June 16, 2025

Comerica Economic Weekly

Preview of the Week Ahead


The FOMC is forecast to hold the federal funds target unchanged at their decision on Wednesday.  They will likely repeat that the federal funds target’s current setting at a range of 4.25% to 4.50% puts monetary policy “in a good place” to react to downside risks to the job market or upside risks to inflation should they materialize. The Fed is also likely to repeat that they think it is appropriate to exercise “patience” and “wait and see” how the mix of higher tariffs and tax cuts collectively impacts the economy. A repeat of the patience/wait and see language would signal that policymakers expect to hold the federal funds target steady again at the July decision. 

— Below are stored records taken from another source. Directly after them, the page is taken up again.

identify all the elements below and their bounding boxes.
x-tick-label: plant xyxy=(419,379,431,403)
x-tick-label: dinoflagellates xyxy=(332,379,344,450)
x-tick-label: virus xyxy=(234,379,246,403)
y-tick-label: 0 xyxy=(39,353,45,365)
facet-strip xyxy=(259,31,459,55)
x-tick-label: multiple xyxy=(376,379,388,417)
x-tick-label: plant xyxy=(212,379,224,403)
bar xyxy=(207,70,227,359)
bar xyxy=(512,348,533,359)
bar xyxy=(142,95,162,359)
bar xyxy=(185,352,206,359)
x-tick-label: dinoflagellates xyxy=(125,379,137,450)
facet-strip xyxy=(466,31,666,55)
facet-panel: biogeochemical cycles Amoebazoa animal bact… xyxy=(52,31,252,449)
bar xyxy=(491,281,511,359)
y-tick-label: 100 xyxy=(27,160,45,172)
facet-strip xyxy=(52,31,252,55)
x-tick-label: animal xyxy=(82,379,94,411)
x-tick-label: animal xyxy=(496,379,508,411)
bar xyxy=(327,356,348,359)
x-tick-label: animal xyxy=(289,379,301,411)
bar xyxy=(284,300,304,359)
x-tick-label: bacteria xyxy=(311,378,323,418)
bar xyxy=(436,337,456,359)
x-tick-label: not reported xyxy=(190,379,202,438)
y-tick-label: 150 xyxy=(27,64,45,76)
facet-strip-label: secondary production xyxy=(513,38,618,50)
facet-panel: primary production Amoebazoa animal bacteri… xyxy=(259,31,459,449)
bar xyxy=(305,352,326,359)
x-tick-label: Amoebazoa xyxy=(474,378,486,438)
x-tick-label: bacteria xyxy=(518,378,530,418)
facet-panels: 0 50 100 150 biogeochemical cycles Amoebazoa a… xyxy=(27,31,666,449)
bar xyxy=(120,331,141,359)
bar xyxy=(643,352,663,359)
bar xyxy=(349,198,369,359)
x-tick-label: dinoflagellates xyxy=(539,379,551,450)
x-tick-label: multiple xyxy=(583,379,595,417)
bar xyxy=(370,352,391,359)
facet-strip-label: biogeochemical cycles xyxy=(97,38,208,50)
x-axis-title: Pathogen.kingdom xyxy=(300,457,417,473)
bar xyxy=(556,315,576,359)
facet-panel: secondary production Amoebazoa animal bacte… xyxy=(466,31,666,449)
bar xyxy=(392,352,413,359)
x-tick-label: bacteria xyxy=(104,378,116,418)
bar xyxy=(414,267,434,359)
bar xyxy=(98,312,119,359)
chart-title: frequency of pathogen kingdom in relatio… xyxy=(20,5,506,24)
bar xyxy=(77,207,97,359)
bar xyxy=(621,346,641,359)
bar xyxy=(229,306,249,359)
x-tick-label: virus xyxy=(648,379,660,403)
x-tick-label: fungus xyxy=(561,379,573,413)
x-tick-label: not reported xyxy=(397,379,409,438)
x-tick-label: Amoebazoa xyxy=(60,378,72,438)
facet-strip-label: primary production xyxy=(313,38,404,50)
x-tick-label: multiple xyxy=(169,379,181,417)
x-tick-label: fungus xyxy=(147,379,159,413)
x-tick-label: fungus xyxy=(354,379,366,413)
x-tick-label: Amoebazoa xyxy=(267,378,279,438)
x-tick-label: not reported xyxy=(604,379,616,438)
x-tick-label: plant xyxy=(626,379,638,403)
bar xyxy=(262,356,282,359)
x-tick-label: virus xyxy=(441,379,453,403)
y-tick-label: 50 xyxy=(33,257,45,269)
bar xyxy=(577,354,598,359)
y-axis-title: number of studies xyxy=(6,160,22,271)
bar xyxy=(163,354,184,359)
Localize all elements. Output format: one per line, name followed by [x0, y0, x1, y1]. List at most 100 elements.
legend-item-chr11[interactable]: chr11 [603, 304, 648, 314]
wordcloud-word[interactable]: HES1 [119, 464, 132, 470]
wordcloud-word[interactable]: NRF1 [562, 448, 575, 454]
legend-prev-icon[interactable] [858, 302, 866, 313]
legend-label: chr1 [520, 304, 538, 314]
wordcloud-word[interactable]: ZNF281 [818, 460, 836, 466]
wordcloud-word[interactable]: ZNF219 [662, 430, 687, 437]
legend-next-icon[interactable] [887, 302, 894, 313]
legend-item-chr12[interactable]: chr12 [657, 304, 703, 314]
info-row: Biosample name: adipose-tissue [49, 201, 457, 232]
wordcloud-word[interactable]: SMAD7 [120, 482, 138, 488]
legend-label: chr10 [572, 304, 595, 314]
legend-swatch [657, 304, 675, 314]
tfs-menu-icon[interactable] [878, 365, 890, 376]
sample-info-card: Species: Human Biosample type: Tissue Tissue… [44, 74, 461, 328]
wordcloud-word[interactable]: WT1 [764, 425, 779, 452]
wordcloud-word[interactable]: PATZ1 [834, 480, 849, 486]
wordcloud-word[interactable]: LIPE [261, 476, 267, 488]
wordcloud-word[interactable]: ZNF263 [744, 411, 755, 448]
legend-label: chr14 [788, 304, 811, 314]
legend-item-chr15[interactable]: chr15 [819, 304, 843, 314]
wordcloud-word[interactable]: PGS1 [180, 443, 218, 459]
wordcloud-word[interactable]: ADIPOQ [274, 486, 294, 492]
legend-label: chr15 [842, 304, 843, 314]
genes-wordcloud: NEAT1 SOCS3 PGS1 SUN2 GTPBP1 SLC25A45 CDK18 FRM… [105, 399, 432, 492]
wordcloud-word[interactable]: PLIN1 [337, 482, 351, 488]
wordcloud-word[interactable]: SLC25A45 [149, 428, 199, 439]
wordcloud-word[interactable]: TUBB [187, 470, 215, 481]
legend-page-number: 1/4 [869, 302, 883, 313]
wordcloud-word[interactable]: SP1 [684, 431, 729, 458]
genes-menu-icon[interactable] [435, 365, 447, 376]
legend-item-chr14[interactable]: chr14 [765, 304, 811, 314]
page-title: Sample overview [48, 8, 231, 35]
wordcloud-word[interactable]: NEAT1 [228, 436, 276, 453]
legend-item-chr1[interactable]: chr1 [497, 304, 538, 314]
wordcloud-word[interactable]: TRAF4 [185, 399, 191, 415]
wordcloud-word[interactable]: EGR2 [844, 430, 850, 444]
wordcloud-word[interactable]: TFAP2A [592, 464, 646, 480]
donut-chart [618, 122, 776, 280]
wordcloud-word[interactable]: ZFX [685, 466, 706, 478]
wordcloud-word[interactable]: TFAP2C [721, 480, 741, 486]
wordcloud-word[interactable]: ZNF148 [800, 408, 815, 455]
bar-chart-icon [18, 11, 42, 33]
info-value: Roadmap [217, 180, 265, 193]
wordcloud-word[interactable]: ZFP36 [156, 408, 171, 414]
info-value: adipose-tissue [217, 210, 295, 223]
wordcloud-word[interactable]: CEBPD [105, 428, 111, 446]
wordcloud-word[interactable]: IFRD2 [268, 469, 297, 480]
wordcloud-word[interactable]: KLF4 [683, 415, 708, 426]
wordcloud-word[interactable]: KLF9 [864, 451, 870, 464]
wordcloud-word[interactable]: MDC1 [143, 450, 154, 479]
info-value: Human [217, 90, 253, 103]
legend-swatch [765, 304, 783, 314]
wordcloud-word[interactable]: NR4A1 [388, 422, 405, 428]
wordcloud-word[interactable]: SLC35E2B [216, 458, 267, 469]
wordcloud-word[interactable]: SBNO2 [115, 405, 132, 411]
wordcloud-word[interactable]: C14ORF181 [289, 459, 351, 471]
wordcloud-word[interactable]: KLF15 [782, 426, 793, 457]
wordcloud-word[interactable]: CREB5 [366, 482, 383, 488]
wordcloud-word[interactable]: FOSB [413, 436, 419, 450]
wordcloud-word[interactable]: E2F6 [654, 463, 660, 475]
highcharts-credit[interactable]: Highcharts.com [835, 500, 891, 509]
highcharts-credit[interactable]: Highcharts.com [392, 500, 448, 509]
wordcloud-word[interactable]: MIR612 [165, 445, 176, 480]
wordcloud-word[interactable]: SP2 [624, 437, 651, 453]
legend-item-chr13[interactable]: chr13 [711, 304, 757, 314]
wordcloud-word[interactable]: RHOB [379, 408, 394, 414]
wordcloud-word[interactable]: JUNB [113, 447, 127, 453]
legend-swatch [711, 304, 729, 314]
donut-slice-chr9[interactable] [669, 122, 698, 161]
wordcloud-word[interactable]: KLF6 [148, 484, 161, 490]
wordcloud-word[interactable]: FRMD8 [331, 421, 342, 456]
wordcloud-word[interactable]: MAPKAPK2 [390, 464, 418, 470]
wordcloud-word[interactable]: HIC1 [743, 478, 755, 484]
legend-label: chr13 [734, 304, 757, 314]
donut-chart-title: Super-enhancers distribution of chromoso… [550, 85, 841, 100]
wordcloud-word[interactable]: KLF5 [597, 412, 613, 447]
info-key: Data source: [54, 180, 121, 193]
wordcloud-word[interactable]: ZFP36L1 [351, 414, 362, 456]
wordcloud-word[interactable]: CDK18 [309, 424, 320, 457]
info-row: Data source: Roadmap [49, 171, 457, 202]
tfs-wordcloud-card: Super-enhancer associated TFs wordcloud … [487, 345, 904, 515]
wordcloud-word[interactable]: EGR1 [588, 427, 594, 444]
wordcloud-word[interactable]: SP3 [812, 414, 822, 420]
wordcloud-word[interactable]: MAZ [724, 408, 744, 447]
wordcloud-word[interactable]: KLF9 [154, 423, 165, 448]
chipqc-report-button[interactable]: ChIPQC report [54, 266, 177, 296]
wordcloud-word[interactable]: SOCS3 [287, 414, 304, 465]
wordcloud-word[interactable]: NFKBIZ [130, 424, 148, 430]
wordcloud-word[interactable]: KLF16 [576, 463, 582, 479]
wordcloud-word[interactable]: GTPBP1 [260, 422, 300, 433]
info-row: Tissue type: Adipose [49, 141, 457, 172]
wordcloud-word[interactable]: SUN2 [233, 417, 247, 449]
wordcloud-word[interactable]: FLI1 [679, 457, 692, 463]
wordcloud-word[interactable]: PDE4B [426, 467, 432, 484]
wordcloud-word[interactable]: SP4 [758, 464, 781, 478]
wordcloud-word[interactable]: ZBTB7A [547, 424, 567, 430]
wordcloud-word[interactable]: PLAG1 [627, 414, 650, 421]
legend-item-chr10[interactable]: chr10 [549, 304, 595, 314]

May’s economic activity indicators due out this week are likely to come in weak. Retail sales are expected to fall on a drop in new car and truck sales and lower gas prices. Core retail sales excluding these categories likely rose, though. Industrial production was likely lower in May, too, with tariff uncertainty weighing on manufacturing and lower oil and gas production a headwind to mining. Housing indicators were likely mixed in May. Building permits likely rose after a large drop in April, while housing starts were likely lower on the month.

 
The Week in Review


Inflation ran cool in May, helped by lower energy and egg prices. Both total and core CPI rose 0.1% on the month, as did total and core PPI inflation. From a year earlier, CPI rose 2.4%, a third consecutive month under 2.5%; core CPI held steady at 2.8%, the lowest since early 2021. In the same terms, PPI picked up to a 2.6% increase from an upwardly-revised 2.5% in April, while core PPI excluding foods and energy slowed to 3.0% from 3.2%. The Fed will welcome the cool inflation data, but won’t breathe too easy since the ISM PMIs reported business input prices rising at the fastest rate since late 2022 in May. Also, crude oil futures have bounced to the highest since early April after Israel attacked Iran, which will raise June’s CPI if sustained. 

In addition to May’s cool price data, the latest jobs data came in soft, too. Initial jobless claims for the week ended June 7, as well as continued jobless claims which are released at a one-week lag, were both the highest in more than a year in the latest reports. The four-week moving average of initial claims is the highest since August 2023, while the four-week moving average of continued claims is the highest since late 2021. The wobbly jobless claims data are further evidence that the job market softened more in May than suggested by the headline of the last monthly jobs report.

The federal fiscal balance swung from a $258 billion surplus in April to a $316 billion deficit in May as the boost to revenues from income tax season passed. Receipts jumped 14.7% on the year as tariff revenues increased, while outlays were up just 2.5%. The University of Michigan’s Consumer Sentiment Indicator rebounded to the highest since February in the preliminary release for June as inflation expectations fell, but may weaken in the final release after the latest Mideast conflict.